Damian meluruhkan bahunya. Kedua tangannya terangkat untuk mencengkram kepalanya. Haih, ternyata dirinya lebih frustasi dari Katie.
"Kita benar-benar telah membawa Adam dalam kesengsaraan. Kenapa ... kau baru cerita sekarang ... sayangku ...," gemas Damian, membuat sang istri meringis.
Keesokan harinya.
Di pekan amal salah satu hotel ternama dan terbesar di kota itu. Secara tidak sengaja, Katie bertemu dengan Laura, psikiater yang menangani masalah psikologis Angelina. Juga, bertemu dokter Netta. SpOG, atau dokter kandungan yang akan menangani Angelina pada saat melahirkan nanti. Secara kebetulan mereka berada di acara yang sama.

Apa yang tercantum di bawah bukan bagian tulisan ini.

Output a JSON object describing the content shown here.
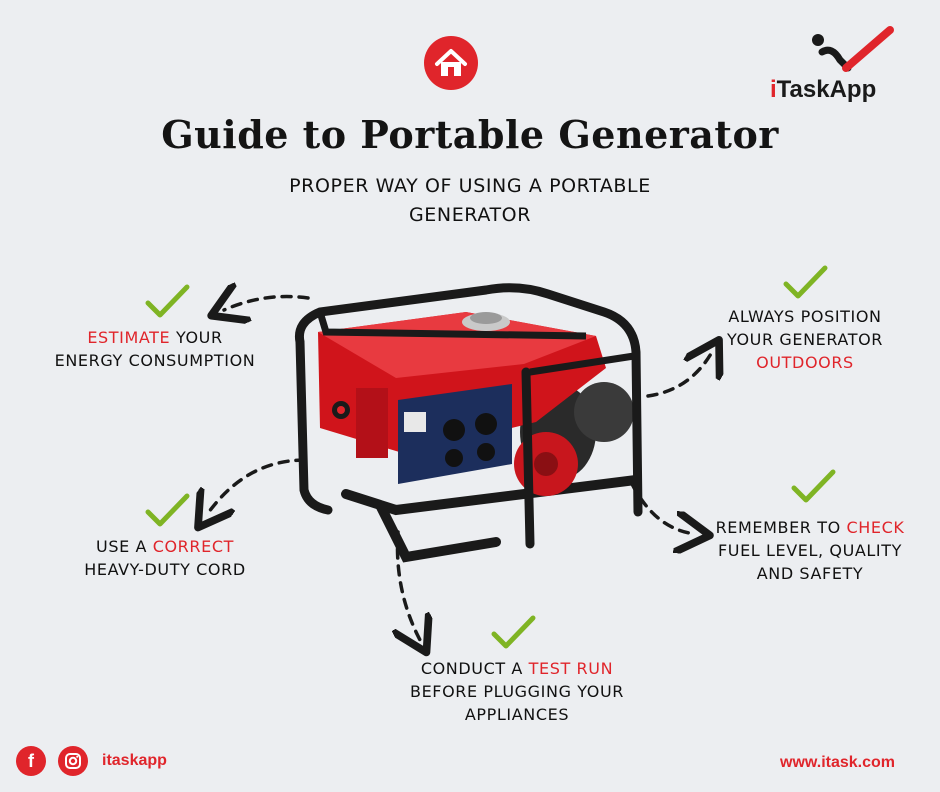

"Nyonya Katie, bagiamana keadaan menantumu yang cantik itu?" tanya dokter Laura yang masih single di usianya menginjak angka empat puluh satu tahun. Padahal, parasnya tak kalah cantik dengan model internasional. Akan tetapi, wanita ini sangat betah sekali menyendiri.
Termasuk, Netta. Dokter kandungan ini pun sebelas-dua belas dengan Laura. Mungkin karena kesamaan itulah yang membuat mereka dekat dan bersahabat.
"Keadaannya sedikit membaik. Tapi, aku khawatir dokter?" Raut wajah Katie tiba-tiba muram. Apalagi ketika ia mengingat kejadian tadi lagi di meja makan.
"Ah, Nyonya. Panggil saya Laura saja. Tidak perlu terlalu formal begitu." Laura tersenyum yang kemudian menular, kepada Katie.
" Em, apa saya harus kerumah anda untuk melihat keadaan Nona Angelina secara langsung?" tanya Laura penuh perhatian.
Netta hanya diam menyimak. Sebenarnya, ia juga ingin tahu kabar terbaru dari pasiennya itu.
"Menantu saya, memang sudah bisa beraktifitas seperti biasa. Tapi, dia jadi begitu terobsesi membicarakan mendiang suaminya. Kalau begini, lama-lama mental saya juga kena, dokter. Saya jadi ingat terus. Saya juga sangat terpukul dengan kepergian anak saya yang tiba-tiba," jelas Katie lirih. Ia, baru bisa terbuka jika bicara dengan ahli psikologi seperti Laura.
"Nyonya, anda harus kuat. Anda harus bisa menerima kenyataan ini dengan logika dan akal sehat. Coba lebih sering lagi menceritakan apa yang anda rasa kepada suami. Apapun itu yang sekiranya menekan hati dan membuat anda gelisah. Maka, ungkapkanlah. Memang, menghadapi anggota keluarga yang depresi tidaklah mudah. Jika kita tidak kuat, bisa-bisa ikut terkena gangguan mental juga," jelas Laura pelan dan lembut.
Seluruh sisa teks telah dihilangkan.